Study: Three-Quarters of Therapists Have Cried in a Session

You may think that, as the patient, you’re the only one who might break down in tears during a therapy session, but traumatic stories and empathy can take its toll on the emotional wellness of your therapist too. This is according to a new study, carried out by Amy Blume-Marcovici, a clinical psychologist at Alliant University in San Diego, who discovered that as many as three-quarters of therapists may have wiped away a tear when listening to their patients.

Blume-Marcovici began the study after she found herself with tears in her eyes during a therapy session with a female patient. She noted, ‘I worried mostly that I had harmed her, or that she would feel “can this person handle what I’m talking about?” And then I also worried that I’d been unprofessional.’ However, many of those in her profession have been known to well up; 30% of those who admitted to crying had done so in the last four weeks.

Blume-Marcovici explained that your therapist won’t be sobbing in the corner: ‘Most often this was people describing themselves as “tearing up”… for the large majority the tears were beyond their control. Most of the time they did not regret their tears and they said that their client was not aware of their tears.’ And, before you go there, men cried just as often as women.

However, ex-therapy patient Matilda (not her real name) is horrified at the thought of therapists crying. ;If my therapist had cried I’d have never returned,’ she stated. ‘I needed a therapist who was in control of their emotions… at the start I needed to feel that my therapist was a superhuman who could fix me, so seeing any wavering would have demolished my confidence in them.
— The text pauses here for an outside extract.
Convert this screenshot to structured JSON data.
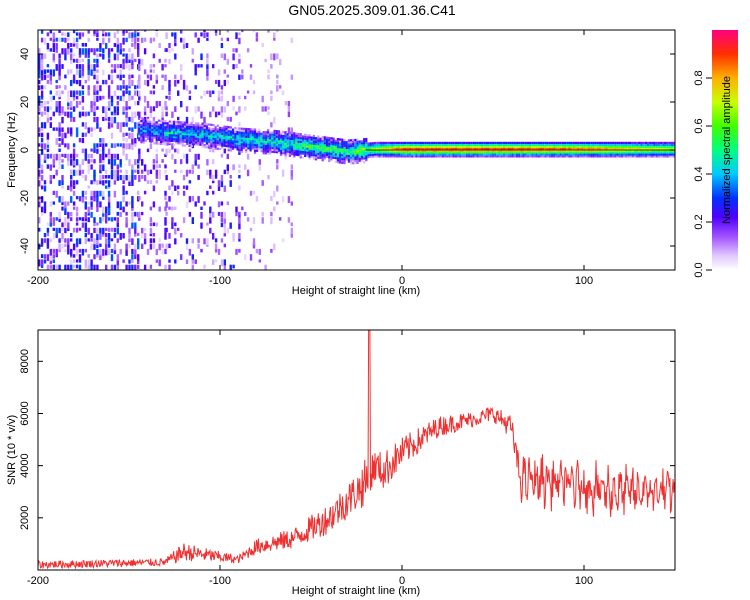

I was terrified of my own emotions and I think I would have felt enormous guilt that I had made them sad.’

Simon Wessely, a professor of psychological medicine at the Institute of Psychiatry at King’s College London, likewise disagrees with the idea of therapists crying in sessions: ‘You’re supposed to be a professional. It’s perfectly okay to empathise with people when they’re in distress. But there’s a big difference between that and then bursting into tears…I don’t like the idea that at some point the patient might push the box of tissues back to you.’